Servedio v. State Farm Ins. Co., 2011 WL 4373923 (E.D.N.Y. Sept. 19, 2011).
In this case, while deciding the defendant’s motion to dismiss complaint, a District Court in New York first determined if it had CAFA jurisdiction under the principle that the federal courts have an independent obligation to consider the presence or absence of subject matter jurisdiction sua sponte.
The plaintiff, Dominick Servedio, brought a nationwide class action claiming that the means by which his automobile insurer, State Farm Insurance Company, offers additional Personal Injury Protection (“PIP”) coverage constituted a deceptive trade practice and false advertising in violation of sections 349 and 350 of the New York General Business Law.
Servedio maintained State Farm insurance policies on three different automobiles. As required by New York law, each policy provided PIP (also known as “No Fault”) coverage, under which State Farm promised to reimburse the “basic economic loss sustained by an eligible injured person on account of personal injuries caused by an accident arising out of the use or operation of a motor vehicle.” “Basic economic loss” was defined as (1) medical expenses, (2) 80% of lost wages, up to $2,000 per month for up to three years, and (3) other “reasonable and necessary” expenses of up to $25 per day for up to one year; the total benefit payable was $50,000. In addition to the named insured and his or her relatives, “eligible injured person” was defined to include any person injured by the insured automobile in New York State and any New York State resident injured by the insured automobile outside the state.

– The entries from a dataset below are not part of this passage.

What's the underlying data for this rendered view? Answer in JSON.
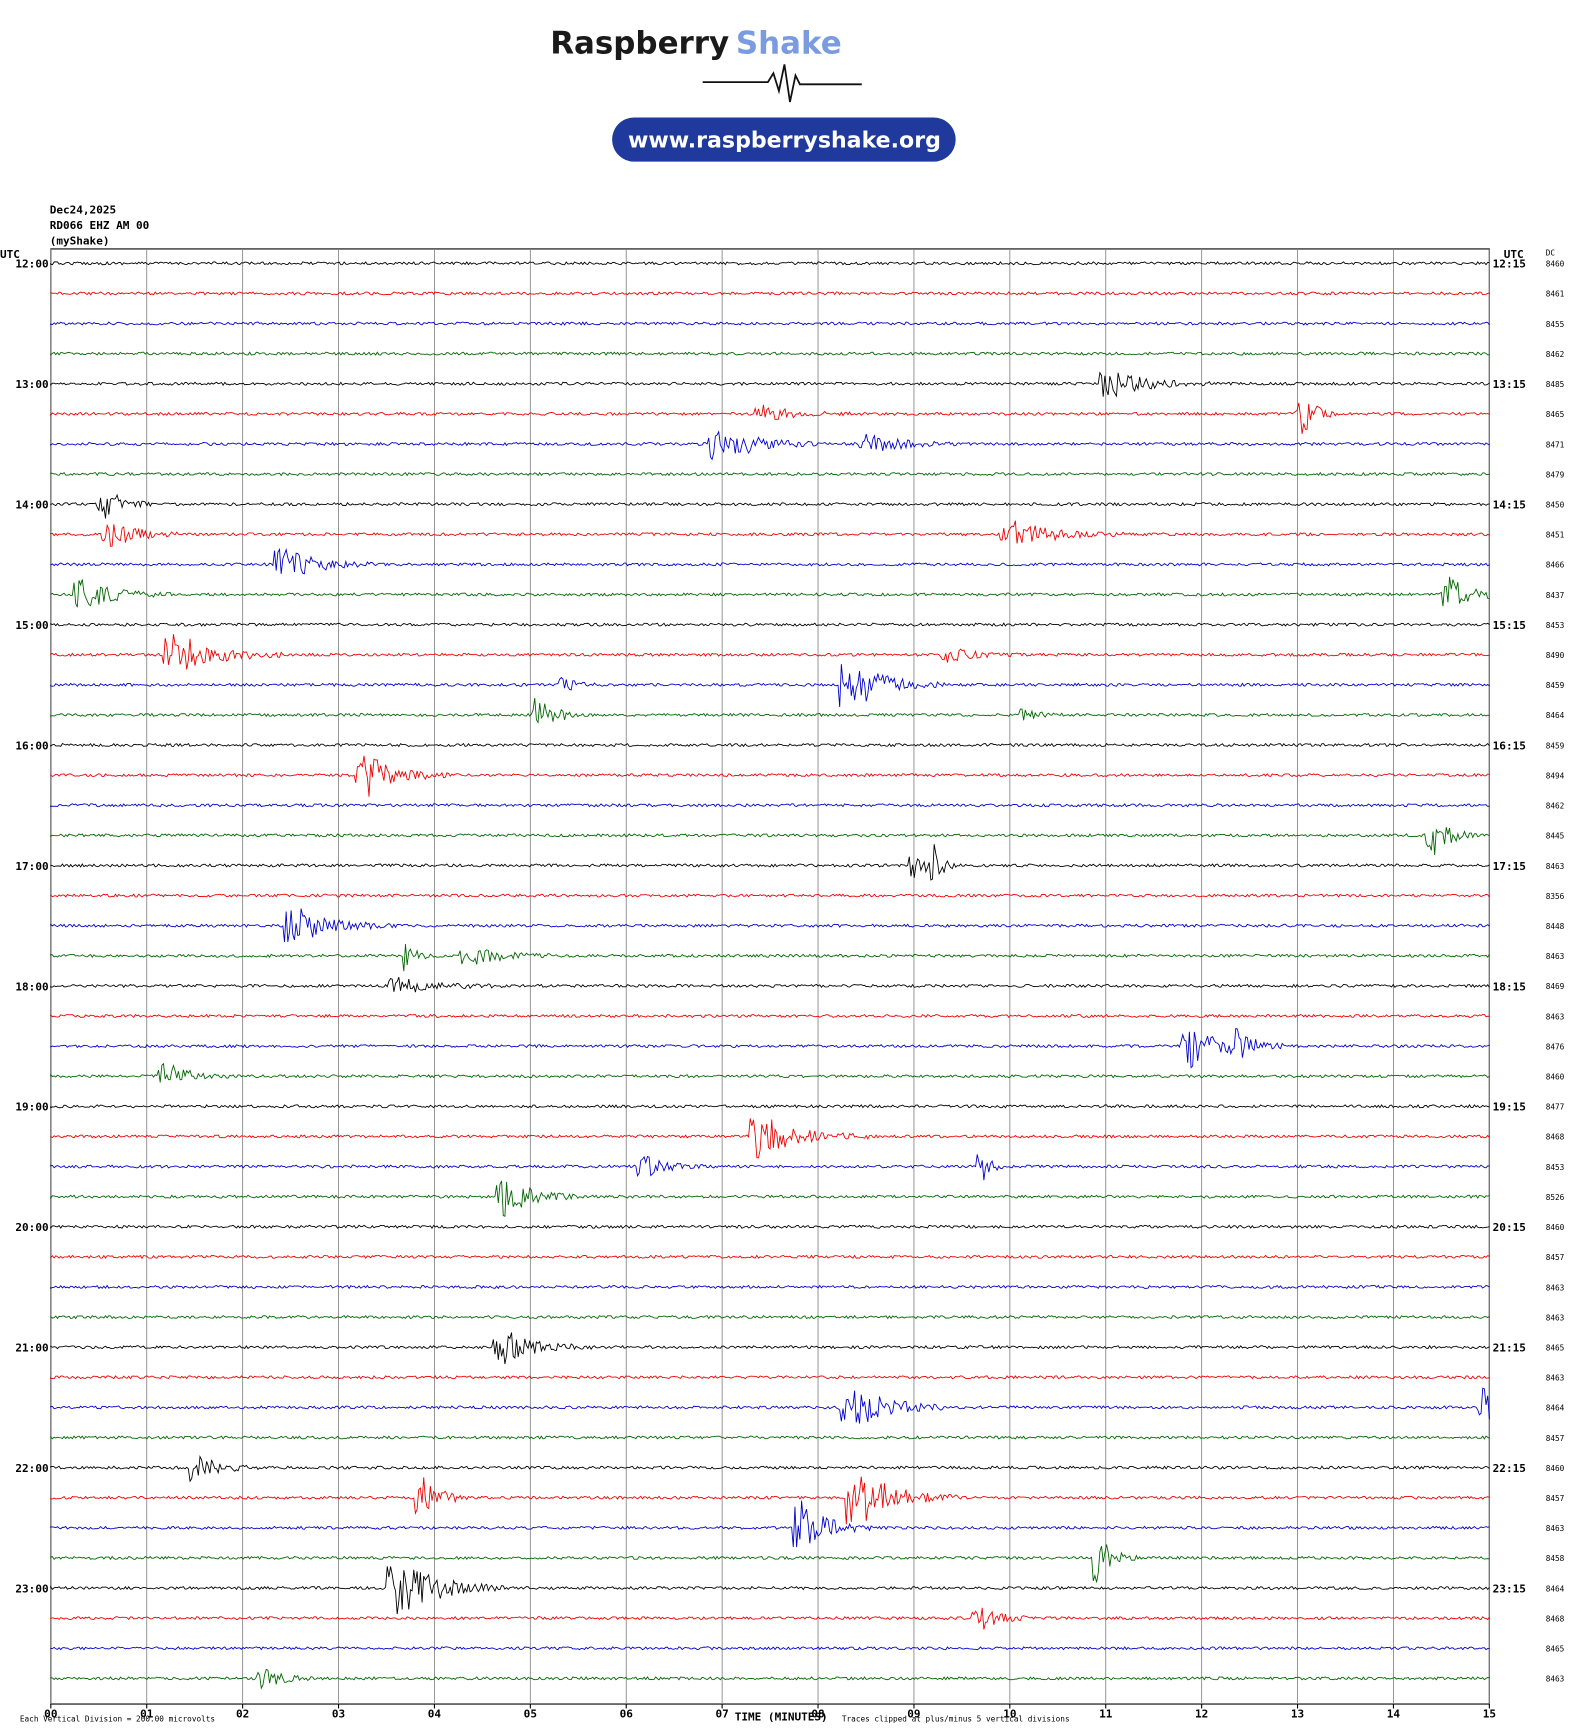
{
  "header": {
    "brand_1": "Raspberry",
    "brand_2": "Shake",
    "url": "www.raspberryshake.org",
    "date": "Dec24,2025",
    "station": "RD066 EHZ AM 00",
    "source": "(myShake)"
  },
  "left_axis": {
    "title": "UTC",
    "labels": [
      "12:00",
      "13:00",
      "14:00",
      "15:00",
      "16:00",
      "17:00",
      "18:00",
      "19:00",
      "20:00",
      "21:00",
      "22:00",
      "23:00"
    ]
  },
  "right_axis": {
    "title": "UTC",
    "labels": [
      "12:15",
      "13:15",
      "14:15",
      "15:15",
      "16:15",
      "17:15",
      "18:15",
      "19:15",
      "20:15",
      "21:15",
      "22:15",
      "23:15"
    ]
  },
  "dc": {
    "title": "DC",
    "values": [
      8460,
      8461,
      8455,
      8462,
      8485,
      8465,
      8471,
      8479,
      8450,
      8451,
      8466,
      8437,
      8453,
      8490,
      8459,
      8464,
      8459,
      8494,
      8462,
      8445,
      8463,
      8356,
      8448,
      8463,
      8469,
      8463,
      8476,
      8460,
      8477,
      8468,
      8453,
      8526,
      8460,
      8457,
      8463,
      8463,
      8465,
      8463,
      8464,
      8457,
      8460,
      8457,
      8463,
      8458,
      8464,
      8468,
      8465,
      8463
    ]
  },
  "x_axis": {
    "title": "TIME (MINUTES)",
    "labels": [
      "00",
      "01",
      "02",
      "03",
      "04",
      "05",
      "06",
      "07",
      "08",
      "09",
      "10",
      "11",
      "12",
      "13",
      "14",
      "15"
    ]
  },
  "footer": {
    "scale": "Each Vertical Division =  200.00 microvolts",
    "clip": "Traces clipped at plus/minus 5 vertical divisions"
  }
}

Each policy also provided an optional PIP benefit under which State Farm promised to pay “additional first-party benefits to reimburse for extended economic loss sustained by an eligible injured person.” Under this provision, the definition of “eligible injured person” was expanded to include any passenger (regardless of residence or accident location) in any vehicle operated by the insured or his or her relatives. “Extended economic loss” was defined as the difference between basic economic loss under the mandatory PIP provision and basic economic loss as “recomputed in accordance with the time and dollar limits set out in the schedule.” For the level of coverage selected by Servedio (the “Q1” level), the time and dollar limits in question were up to $2,000 per month for up to three years for lost wages, up to $25 per day for up to one year for other expenses, and up to $50,000 in total payments. In other words, the optional PIP coverage was subject to the same time and dollar limits as mandatory PIP coverage. Servedio paid an additional premium for the optional coverage: $1.34 on the first policy, $0.90 on the second and $1.04 on the third.
On November 8, 2008, Servedio was involved in an automobile accident, as a result of which he made a claim for PIP benefits. After his $50,000 in mandatory PIP benefits were exhausted, State Farm refused to make any additional payments under the optional PIP provision. Accordingly, Servedio filed this lawsuit in the District Court by invoking the jurisdiction under CAFA, 28 U.S.C. § 1332(d). Servedio sought to represent a nationwide class of all State Farm insureds who purchased similar coverage.
In response to the complaint, State Farm filed a motion to dismiss complaint contending that Servedio cannot state a claim under sections 349 and 350 because the policy language for its additional PIP coverage is mandated by the New York Department of Insurance and, therefore, uniform throughout the industry. State Farm further claimed that if the “Q1” additional PIP option is purchased, the difference between $50,000.00 and $50,000.00 is $0, so no higher first party limits are available — though coverage is still enhanced through the broader definition of “eligible insured person.
While determining the motion to dismiss complaint, the Court first took-up the jurisdictional issue. The Court maintained that the federal courts have an independent obligation to consider the presence or absence of subject matter jurisdiction sua sponte. The Court noted that CAFA, 28 U.S.C. § 1332(d), gives district courts jurisdiction over state-law class actions where more than $5 million is in controversy, even if there is only minimal diversity between parties. Here, as the party invoking federal jurisdiction, Servedio had the burden of showing a “reasonable probability that the claim was in excess of the statutory jurisdictional amount.”
At oral argument, the Court questioned the parties whether the proposed class was large enough to create the requisite “reasonable probability” that small individual claims for premium refunds (less than $4.00 in Servedio’s case) would, in the aggregate, reach the $5 million threshold.
In response to the Court’s query, State Farm commendably acknowledged that it had collected $4,146,882.10 in premiums for Q1 coverage during the six-year limitations period applicable to Servedio’s fraud claim. Given that his statutory claims contemplated treble damages and attorney’s fees under N.Y. Ins. L. § 349(h), and that he sought, in addition, punitive damages, the Court was satisfied that Servedio had established to a “reasonable probability” that his proposed class action sought monetary relief of more than $5 million.
Therefore, the Court concluded that it had jurisdiction over the action and then decided State Farm’s motion to dismiss.